I read books of all sorts, but mostly kids' lit and young adult literature and speculative fiction for all ages—usually from a feminist perspective.
I've adopted a personalized version of the CHOICE reviews approach to recommendations/star ratings:
***** = Essential, a.k.a. truly love, absolute must-read, buy it now
**** = Highly Recommended, a.k.a. this is a really good book; I would buy it as a gift
*** = Recommended, a.k.a. pretty good; worth reading
** = Optional, a.k.a. meh
* = Not Recommended; a.k.a. this is not a good book
What is there to like?
▪ danforth is excellent at creating feelings and atmosphere—hot, small-town Montana summers; intense, guilty crushes; the well-meaning but destructive, and often desperate, born-again Christians. This is such a central part of being a teenager—feeling everything so much more intensely than you ever have before, and heightened awareness of it—that it’s a major achievement for a YA novel, and I mean that as strong praise.
▪ Superb prose style, not only in the descriptions that create the above-mentioned atmosphere, but in the rhythm and realism of the dialogue, and in casual turns of phrases like “death casseroles” (Cameron’s characterization of the food brought over by neighbors in the wake of her parents’ death).
What's not to like?
It does, I feel, exhibit some of the weaknesses I’ve come to associate with “MFA style” adult fiction. I have to abandon all pretense of objectivity here, because the qualities I think of as weaknesses are certainly not viewed that way by everyone, or even the majority of readers.
▪ One, this isn’t a plot novel, but rather an experiences novel. Life isn’t plot-driven, so it is more true-to-life in that sense, and the novel ends on a note of potential, rather than one of finality. Not necessarily a negative point, but readers more accustomed to a narrative arc, or even resolutions to what seem like clearly intended plotline departure points, may come away unsatisfied.

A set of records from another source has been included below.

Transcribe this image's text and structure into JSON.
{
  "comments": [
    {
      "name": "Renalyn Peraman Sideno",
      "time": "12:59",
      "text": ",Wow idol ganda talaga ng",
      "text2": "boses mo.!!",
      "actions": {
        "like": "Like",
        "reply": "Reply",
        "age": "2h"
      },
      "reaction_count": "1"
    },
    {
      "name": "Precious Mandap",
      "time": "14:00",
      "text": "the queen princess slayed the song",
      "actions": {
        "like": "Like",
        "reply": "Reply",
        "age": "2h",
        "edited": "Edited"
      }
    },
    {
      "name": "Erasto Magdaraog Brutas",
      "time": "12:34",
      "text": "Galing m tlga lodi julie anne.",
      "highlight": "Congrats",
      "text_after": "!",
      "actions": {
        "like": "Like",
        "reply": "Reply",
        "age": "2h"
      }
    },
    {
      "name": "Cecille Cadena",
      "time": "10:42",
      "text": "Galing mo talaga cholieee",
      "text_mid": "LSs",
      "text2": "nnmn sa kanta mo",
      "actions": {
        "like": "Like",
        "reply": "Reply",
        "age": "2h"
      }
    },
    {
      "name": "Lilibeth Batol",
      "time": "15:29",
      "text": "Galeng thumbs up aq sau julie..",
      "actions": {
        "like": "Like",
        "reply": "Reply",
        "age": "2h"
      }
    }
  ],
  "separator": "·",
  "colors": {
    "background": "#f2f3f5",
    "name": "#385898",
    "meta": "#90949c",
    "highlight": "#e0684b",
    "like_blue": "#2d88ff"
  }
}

▪ AND YET, despite its “true-to-life-ness” in its lack of a set narrative, there are some almost ridiculously overdetermined elements: actual. flashes. of lightning. when Cameron, Adam, and Jane are planning their escape from camp, for example, and Aunt Ruth’s tumors, and the Quake Lake journey. Rather heavy-handed touches, I thought, presumably for the purpose of adding literary weight.
What made me pick it up?
I saw it on the library shelf and remembered that it was on my to-read list because of PW’s Spring 2012 Flying Starts, and I thought I should read a realistic/“issues” book instead of my usual fantasy/sci-fi.
I don't know; I don't usually read this kind of book! Suggestions?
Overall Recommendation: Highly Recommended
(I’m actually rating and recommending this a notch above what I want to, because my “problems” with it are really personal preferences. So if you’re an actual real friend of mine looking for a recommendation based on our mutual interests, this might be misleading. Or, you might like to try something different, too.)